1988  –   The three-story Spanish house at 1654 N. Doheny Drive once belonged to Hollywood madam Elizabeth "Alex" Adams who ran a house of prostitution in it for several years before she was arrested in 1988. Adams, the bawdy Beverly Hills madam whose lavish and lucrative prostitution network catered to a private world of millionaire businessmen, movie stars and Saudi Arabian sheiks. The house was later rented by actress Shannen Doherty of "Beverly Hills 90210." In 1994. a lawsuit filed by the owner of the house, claimed that Doherty trashed the home and skipped out owing $14,000 in overdue rent
Where is She Now?  Adams died in Los Angeles during heart surgery on July 10, 1995 at age 60.

1935  –   Mrs. Lillian Braxton Sloane, society woman and voice teacher, of 8241 De Longpre Ave., was granted a divorce from director Paul H. Sloan in December, 1935. She testified that he was rude to her and friends, and often refused to speak to her. He never took me anywhere," she said, "and often told me he wanted to get rid of me." She got the house here, the car, and their 7-year-old son, John Paul.
Where Is He Now?  Sloan died on November 15, 1963 of a heart attack at age 76.
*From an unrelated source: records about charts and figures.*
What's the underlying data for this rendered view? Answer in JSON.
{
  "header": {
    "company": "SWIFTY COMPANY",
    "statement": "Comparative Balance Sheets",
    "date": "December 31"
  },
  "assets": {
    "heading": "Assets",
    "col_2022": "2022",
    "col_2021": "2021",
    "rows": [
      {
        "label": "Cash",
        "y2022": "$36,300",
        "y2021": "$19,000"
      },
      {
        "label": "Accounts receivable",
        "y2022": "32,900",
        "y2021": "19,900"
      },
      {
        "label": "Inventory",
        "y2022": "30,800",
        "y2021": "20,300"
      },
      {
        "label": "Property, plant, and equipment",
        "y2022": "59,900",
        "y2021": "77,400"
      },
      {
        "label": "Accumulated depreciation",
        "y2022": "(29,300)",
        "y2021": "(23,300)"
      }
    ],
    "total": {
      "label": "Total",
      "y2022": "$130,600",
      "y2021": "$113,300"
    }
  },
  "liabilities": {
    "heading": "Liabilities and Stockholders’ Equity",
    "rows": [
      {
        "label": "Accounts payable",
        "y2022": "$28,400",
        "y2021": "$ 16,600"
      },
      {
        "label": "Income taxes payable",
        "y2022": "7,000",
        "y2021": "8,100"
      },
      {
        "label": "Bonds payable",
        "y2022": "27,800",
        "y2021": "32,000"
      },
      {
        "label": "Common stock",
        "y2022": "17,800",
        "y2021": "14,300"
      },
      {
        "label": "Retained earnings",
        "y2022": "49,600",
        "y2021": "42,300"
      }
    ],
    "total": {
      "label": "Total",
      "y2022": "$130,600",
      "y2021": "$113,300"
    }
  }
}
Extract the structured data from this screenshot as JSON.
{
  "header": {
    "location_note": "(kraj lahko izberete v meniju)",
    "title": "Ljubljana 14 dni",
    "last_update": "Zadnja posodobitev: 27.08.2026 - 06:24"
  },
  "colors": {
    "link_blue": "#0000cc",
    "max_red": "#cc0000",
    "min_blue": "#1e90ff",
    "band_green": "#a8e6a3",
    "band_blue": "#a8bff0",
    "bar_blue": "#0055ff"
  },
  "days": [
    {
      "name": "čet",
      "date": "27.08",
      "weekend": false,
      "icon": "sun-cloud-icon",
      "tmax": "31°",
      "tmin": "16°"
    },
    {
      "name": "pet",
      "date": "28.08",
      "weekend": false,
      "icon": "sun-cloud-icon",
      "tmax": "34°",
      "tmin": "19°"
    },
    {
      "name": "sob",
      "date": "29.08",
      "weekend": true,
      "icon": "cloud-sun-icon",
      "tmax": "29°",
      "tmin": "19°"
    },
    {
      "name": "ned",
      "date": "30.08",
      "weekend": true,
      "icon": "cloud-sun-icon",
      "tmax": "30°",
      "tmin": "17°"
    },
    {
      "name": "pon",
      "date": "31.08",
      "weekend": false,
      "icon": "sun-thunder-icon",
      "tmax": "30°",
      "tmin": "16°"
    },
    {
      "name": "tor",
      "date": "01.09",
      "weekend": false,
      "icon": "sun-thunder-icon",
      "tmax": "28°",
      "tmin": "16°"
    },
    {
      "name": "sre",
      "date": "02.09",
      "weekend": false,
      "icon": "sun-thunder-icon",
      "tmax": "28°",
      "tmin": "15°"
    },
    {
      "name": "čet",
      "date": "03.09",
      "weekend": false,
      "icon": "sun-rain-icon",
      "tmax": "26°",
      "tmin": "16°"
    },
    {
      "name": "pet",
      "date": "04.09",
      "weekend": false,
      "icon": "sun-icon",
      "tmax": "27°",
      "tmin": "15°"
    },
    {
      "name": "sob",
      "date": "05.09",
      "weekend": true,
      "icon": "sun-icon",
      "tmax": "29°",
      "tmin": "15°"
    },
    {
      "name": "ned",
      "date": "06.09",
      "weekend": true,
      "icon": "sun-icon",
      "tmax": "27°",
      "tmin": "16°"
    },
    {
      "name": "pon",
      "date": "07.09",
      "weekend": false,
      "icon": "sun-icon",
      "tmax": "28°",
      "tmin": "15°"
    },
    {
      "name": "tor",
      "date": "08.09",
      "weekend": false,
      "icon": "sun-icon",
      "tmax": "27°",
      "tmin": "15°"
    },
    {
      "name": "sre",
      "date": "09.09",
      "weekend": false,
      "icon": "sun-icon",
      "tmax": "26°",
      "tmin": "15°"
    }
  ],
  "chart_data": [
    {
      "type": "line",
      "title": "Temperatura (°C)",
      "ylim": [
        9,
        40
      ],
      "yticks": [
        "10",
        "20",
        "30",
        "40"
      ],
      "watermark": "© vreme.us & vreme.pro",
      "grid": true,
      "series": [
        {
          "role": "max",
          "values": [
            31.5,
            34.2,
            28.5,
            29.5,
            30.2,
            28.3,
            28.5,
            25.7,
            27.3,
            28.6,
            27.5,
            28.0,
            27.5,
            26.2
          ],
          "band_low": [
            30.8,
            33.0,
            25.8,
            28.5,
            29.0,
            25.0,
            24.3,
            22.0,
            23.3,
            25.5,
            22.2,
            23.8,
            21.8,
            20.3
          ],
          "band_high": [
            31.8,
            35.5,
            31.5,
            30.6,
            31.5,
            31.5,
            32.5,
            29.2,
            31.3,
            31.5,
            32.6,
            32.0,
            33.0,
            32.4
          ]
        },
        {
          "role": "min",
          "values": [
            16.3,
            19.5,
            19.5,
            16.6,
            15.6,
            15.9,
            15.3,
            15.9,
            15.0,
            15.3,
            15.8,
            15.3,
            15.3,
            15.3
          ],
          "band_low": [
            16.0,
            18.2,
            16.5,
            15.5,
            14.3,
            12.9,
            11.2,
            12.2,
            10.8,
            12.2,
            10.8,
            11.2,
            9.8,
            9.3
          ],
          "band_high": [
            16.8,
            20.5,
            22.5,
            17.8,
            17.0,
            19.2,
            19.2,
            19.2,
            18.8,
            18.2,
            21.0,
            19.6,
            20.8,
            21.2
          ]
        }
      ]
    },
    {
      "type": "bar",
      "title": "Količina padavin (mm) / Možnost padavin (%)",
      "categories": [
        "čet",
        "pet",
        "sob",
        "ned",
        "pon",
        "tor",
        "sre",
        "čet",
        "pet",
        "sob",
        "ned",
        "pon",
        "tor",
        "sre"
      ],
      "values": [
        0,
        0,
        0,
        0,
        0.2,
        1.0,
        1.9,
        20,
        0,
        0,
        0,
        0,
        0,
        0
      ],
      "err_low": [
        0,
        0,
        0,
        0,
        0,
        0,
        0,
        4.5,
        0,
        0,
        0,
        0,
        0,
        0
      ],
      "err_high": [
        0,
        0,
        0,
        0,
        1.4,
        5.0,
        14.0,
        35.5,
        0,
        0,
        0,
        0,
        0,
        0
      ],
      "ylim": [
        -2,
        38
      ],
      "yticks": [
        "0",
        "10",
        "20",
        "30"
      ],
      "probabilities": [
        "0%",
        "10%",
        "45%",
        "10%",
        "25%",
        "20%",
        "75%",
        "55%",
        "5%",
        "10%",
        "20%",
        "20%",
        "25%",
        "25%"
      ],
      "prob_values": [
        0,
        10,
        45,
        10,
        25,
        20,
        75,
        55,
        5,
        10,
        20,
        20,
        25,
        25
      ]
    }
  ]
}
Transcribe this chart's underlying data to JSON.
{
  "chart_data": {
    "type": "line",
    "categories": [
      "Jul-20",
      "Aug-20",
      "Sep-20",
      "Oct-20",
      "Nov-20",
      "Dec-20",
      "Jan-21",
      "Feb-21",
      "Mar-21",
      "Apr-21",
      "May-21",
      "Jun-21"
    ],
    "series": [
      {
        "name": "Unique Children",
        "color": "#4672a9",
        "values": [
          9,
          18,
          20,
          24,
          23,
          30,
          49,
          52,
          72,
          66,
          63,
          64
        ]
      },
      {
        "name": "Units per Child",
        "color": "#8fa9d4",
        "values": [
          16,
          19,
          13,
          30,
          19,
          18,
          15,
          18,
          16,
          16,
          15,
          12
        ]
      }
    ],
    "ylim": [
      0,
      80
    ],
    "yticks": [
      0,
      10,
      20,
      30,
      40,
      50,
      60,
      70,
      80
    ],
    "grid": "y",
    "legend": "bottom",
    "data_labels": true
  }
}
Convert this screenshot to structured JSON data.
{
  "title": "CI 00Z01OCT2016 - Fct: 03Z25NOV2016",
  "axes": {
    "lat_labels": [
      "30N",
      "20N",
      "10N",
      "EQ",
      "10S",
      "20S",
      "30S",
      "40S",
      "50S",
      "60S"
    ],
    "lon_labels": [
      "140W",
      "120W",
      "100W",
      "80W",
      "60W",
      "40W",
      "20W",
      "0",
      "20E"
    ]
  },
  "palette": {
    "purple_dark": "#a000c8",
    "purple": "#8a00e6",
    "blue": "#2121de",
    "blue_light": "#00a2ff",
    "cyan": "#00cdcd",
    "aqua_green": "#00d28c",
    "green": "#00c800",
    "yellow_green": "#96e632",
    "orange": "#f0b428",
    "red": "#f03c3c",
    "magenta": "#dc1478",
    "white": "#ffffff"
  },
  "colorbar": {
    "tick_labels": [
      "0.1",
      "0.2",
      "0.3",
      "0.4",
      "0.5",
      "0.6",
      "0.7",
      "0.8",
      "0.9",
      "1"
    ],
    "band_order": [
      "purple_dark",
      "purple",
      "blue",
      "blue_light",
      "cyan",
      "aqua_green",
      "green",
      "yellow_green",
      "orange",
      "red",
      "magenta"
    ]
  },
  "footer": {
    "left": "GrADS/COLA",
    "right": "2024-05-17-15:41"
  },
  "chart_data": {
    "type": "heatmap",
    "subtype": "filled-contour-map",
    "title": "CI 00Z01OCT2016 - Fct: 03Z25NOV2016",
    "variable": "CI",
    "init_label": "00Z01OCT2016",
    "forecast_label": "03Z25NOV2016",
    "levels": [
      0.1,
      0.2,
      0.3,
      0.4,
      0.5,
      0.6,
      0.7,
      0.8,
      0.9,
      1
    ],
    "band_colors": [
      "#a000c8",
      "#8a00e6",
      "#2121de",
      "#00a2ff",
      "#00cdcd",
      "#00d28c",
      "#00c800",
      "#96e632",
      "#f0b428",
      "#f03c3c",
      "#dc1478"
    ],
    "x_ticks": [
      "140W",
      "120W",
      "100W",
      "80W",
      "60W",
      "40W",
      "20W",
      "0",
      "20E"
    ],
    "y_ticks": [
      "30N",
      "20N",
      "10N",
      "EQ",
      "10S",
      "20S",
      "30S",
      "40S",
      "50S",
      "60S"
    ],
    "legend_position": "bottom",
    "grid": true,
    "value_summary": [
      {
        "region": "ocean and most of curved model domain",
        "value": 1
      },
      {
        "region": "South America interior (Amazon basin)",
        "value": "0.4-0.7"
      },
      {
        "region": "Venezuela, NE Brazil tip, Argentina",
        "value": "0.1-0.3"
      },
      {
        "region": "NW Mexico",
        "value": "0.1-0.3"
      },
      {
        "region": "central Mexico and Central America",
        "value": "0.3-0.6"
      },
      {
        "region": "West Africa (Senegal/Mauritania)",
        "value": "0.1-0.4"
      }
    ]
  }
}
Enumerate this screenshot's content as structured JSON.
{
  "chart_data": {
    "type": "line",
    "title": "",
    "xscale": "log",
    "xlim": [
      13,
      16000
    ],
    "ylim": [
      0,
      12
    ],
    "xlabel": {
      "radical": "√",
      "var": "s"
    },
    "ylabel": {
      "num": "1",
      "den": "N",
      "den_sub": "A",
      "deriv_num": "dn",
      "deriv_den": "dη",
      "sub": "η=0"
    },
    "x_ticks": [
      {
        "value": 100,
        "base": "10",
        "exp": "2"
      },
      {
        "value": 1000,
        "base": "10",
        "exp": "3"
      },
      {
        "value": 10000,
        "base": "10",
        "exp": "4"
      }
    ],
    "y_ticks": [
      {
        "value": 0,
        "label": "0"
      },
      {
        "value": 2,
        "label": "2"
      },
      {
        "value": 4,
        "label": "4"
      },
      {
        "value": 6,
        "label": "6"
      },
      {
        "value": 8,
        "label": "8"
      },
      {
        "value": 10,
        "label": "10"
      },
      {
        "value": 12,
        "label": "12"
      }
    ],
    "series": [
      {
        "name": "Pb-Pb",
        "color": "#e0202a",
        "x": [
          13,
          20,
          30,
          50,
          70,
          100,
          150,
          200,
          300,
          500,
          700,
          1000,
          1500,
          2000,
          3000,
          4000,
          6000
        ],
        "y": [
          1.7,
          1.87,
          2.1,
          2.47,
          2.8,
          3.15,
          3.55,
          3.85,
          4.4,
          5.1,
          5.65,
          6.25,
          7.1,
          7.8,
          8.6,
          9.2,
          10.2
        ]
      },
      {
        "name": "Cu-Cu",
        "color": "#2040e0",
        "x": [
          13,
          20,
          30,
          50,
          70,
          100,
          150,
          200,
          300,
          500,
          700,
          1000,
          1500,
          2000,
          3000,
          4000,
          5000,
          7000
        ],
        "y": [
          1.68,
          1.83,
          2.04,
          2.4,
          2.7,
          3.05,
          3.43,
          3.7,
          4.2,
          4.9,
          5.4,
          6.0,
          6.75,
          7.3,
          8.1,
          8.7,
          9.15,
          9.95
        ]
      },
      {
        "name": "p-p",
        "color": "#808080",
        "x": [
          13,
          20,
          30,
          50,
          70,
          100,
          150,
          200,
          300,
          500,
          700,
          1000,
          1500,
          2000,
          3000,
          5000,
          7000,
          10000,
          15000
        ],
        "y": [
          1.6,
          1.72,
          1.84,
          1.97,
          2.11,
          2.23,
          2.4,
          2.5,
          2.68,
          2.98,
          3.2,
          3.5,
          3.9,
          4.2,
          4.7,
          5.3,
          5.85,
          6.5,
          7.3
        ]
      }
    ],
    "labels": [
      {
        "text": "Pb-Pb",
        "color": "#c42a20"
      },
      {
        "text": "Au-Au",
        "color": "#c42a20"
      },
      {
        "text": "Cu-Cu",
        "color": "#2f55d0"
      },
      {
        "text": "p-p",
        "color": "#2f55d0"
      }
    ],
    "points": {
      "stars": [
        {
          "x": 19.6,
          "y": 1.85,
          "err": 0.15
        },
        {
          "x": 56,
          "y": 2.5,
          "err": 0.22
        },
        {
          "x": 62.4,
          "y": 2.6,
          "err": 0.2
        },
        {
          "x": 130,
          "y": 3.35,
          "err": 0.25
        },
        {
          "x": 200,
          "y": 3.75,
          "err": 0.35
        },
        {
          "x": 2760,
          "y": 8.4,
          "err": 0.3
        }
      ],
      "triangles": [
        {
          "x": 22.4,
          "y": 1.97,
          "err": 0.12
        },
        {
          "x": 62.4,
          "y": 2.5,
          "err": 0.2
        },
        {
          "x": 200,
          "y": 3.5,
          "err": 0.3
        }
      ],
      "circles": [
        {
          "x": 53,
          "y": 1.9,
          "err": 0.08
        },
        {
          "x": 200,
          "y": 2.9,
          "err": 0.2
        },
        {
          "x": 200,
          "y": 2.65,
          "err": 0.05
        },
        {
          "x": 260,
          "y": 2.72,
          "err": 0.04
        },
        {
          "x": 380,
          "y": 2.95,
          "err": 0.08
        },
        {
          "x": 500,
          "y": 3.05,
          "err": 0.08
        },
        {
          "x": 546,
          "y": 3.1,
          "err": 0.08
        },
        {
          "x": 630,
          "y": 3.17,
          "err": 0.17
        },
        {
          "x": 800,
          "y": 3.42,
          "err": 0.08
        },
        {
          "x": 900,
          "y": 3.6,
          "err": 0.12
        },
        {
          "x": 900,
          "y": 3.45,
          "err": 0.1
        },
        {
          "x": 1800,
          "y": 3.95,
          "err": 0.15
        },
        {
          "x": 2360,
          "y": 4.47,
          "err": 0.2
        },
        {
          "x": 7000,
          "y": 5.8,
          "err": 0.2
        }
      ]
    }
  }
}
1949  –   Actress Denise Darcel, 23, pleaded guilty to a charge of cruelty to animals on January 2, 1949 and was fined $10. She was accused of leaving two German shepherd dogs, one a 3-month-old puppy, on an unsheltered balcony of her home at 1510 Forest Knoll Drive throughout the night on December 16 and 17, 1948. "I love those dogs and wouldn't do anything to hurt them," she told the judge.
Whatever Happened to Her?  After her movie career ended, she worked as a card dealer in a casino in Las Vegas.

1931  –   Miss Margaret Bell, 20, was arrested at 927 Burnside Ave. in July, 1931 while attempting to rob an apartment. She was taken into custody after she out-fought Mrs. J. Wood, whose apartment she was ransacking, and a neighbor woman who had gone to Mrs. Wood's aid. Struggling like three Amazons, the women pulled hair, scratched and kicked, but the girl-bandit broke loose and got to the front door of the apartment building where she ran into the arms of two policemen, who had been called by other neighbors. She later told police that she would leave her hotel room at 729 W. 8th Street in L.A. every morning, take a bus to the Wilshire district where she looked around until she found an apartment where no one was home, then crawl in a window and rob the place.